Speaking of reading, I’ve kind of been falling down on the job.  I’ve only read 17 books this year so far, several of which were very heavily illustrated  —  yearly collections of Walt Kelly‘s classic newspaper comic strip “Pogo” from the 1950’s through the 1970’s — he was the one who started that thing of gathering a year’s worth of daily strips together and publishing them in book form.   His artwork was gorgeous (he was an animator for Disney before he started Pogo, so he had some serious graphic chops) and he had that kind of off-the-wall humor I love, both in verbal and graphic formats (interesting takes on members of the insect family — see left; a turtle named Churchy La Femme; a toothless snake, Snavely by name, who wore a derby, kept dipping into the snake bite cure, and was teaching an earthworm how to be a rattler; three bats who also wore derby hats, smoked cigars, and played cards, named Bewitched, Bothered, and Bemildewed — who could never keep straight who was who — if they put on the wrong trousers when they got up in the morning, they didn’t know who they were all day.  Like I say, they were bats . . .)  His political satire was sharper than a serpent’s tooth (Khrushchev was a bear, Lyndon Johnson, “The Loan Arranger” was a long-horned cow, Nixon was a teapot with eight legs, and Agnew was a hyena) and he did things with a bear, a possum, a hound dog, a rabbit, a turtle, a ladder, a bucket of water and a prop door that is one of the funniest bits of slapstick since the heyday of Sir Charles and that herd of cops he used to hang out with. . .

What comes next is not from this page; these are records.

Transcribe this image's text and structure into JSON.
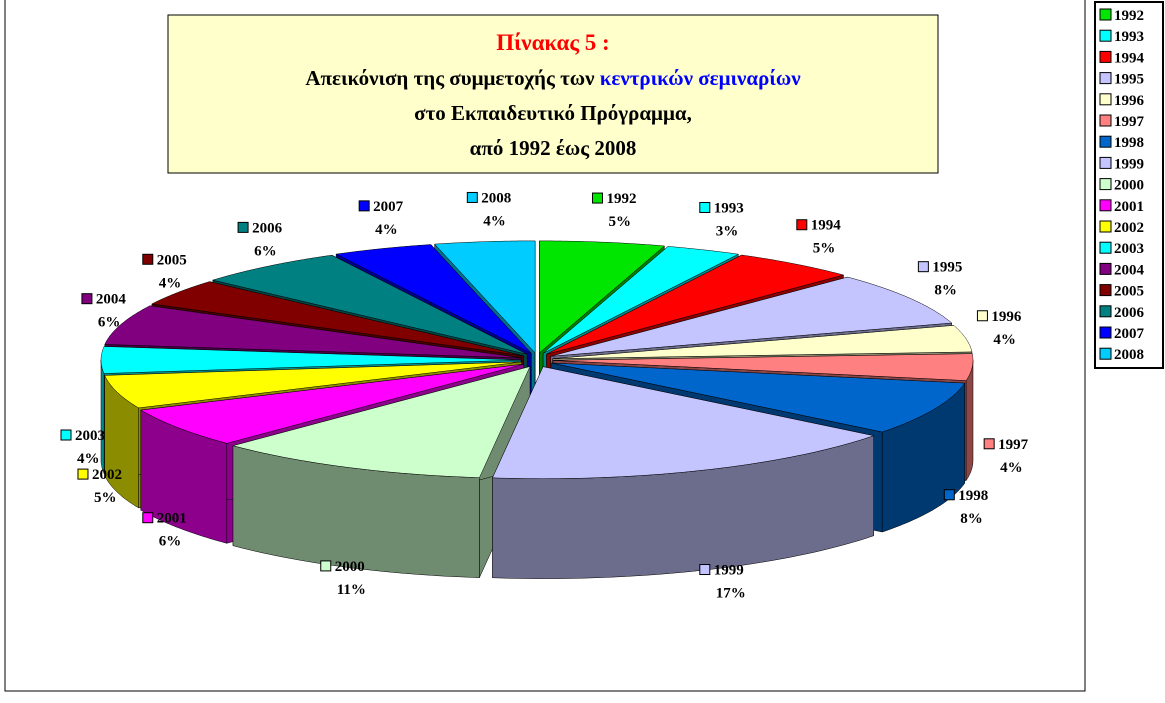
{
  "chart_data": {
    "type": "pie3d",
    "title": {
      "heading": "Πίνακας 5 :",
      "line1": "Απεικόνιση της συμμετοχής των",
      "line1_highlight": "κεντρικών σεμιναρίων",
      "line2": "στο Εκπαιδευτικό Πρόγραμμα,",
      "line3": "από 1992 έως 2008"
    },
    "categories": [
      "1992",
      "1993",
      "1994",
      "1995",
      "1996",
      "1997",
      "1998",
      "1999",
      "2000",
      "2001",
      "2002",
      "2003",
      "2004",
      "2005",
      "2006",
      "2007",
      "2008"
    ],
    "values": [
      5,
      3,
      5,
      8,
      4,
      4,
      8,
      17,
      11,
      6,
      5,
      4,
      6,
      4,
      6,
      4,
      4
    ],
    "value_labels": [
      "5%",
      "3%",
      "5%",
      "8%",
      "4%",
      "4%",
      "8%",
      "17%",
      "11%",
      "6%",
      "5%",
      "4%",
      "6%",
      "4%",
      "6%",
      "4%",
      "4%"
    ],
    "colors": [
      "#00e600",
      "#00ffff",
      "#ff0000",
      "#c4c4ff",
      "#ffffcc",
      "#ff8080",
      "#0066cc",
      "#c4c4ff",
      "#ccffcc",
      "#ff00ff",
      "#ffff00",
      "#00ffff",
      "#800080",
      "#800000",
      "#008080",
      "#0000ff",
      "#00ccff"
    ],
    "legend": "right"
  }
}
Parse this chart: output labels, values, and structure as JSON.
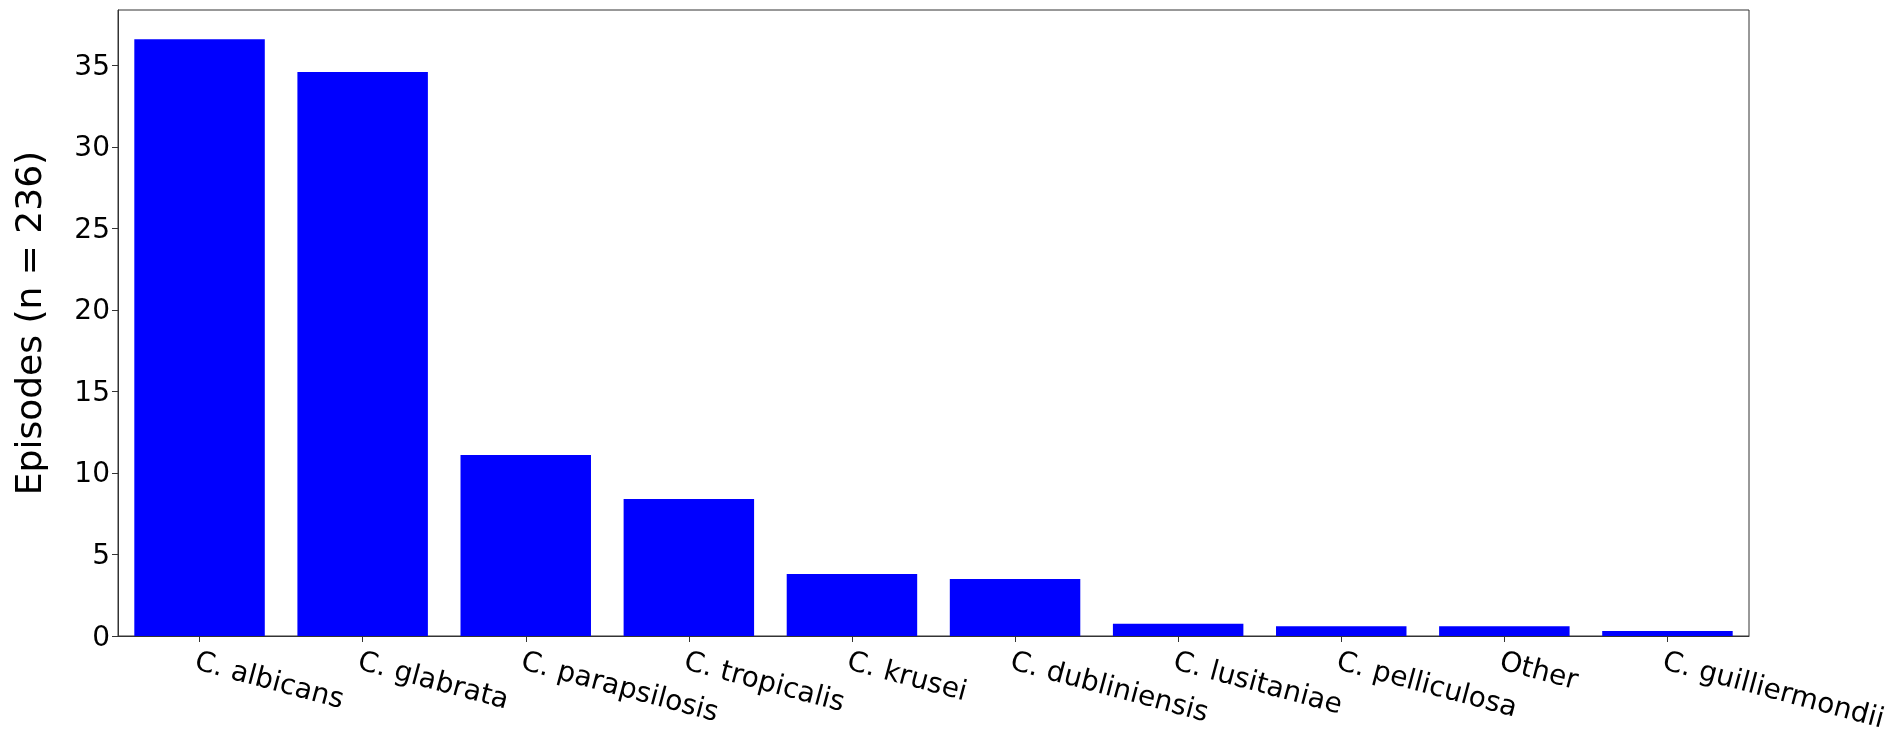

I’ve also gotten into several subgenres of “Regency romance” here-to-fore not seen much in captivity — Regency fantasy in the form of the “glamorist” novels of Mary Robinette Kowal — who looks disturbingly like the “artists’ recreation” of Jane Austen, BTW, and Regency mystery, the Sebastian St. Cyr novels of C. S. HarrisSharon Lee turned me on to Harris, and Neil Gaiman turned me on to Kowal.  I’ve been heavy into the Greywalker books of Kat RichardsonDiana Wynn Jones remains a favorite.  The last two of hers I read were such a snort.   I’ve been trying to read some classic Ursula LeGuin, but so much of her stuff is dark and heavy.  It may be time to read the Earthsea books again.  I’m thinking I need to get Elizabeth Bear’s Karen Memory.  I’ve got all three extant books of her Eternal Sky series, but haven’t started reading it yet for some reason.  And at some point here soon I’ll need to start rereading the last few of C. J. Cherryh’s Foreigner books to get up to speed for the new one that’s coming out in a couple of months.

And, now that I think of it, I’ve got a bunch of books on my Kindle that I really need to start reading. . . .  I better get busy on my shrug.

*which is not to be confused with a crabby Democrat, which is a donkey of a quite different color.
** What is the first person form of this verb, “beheave?”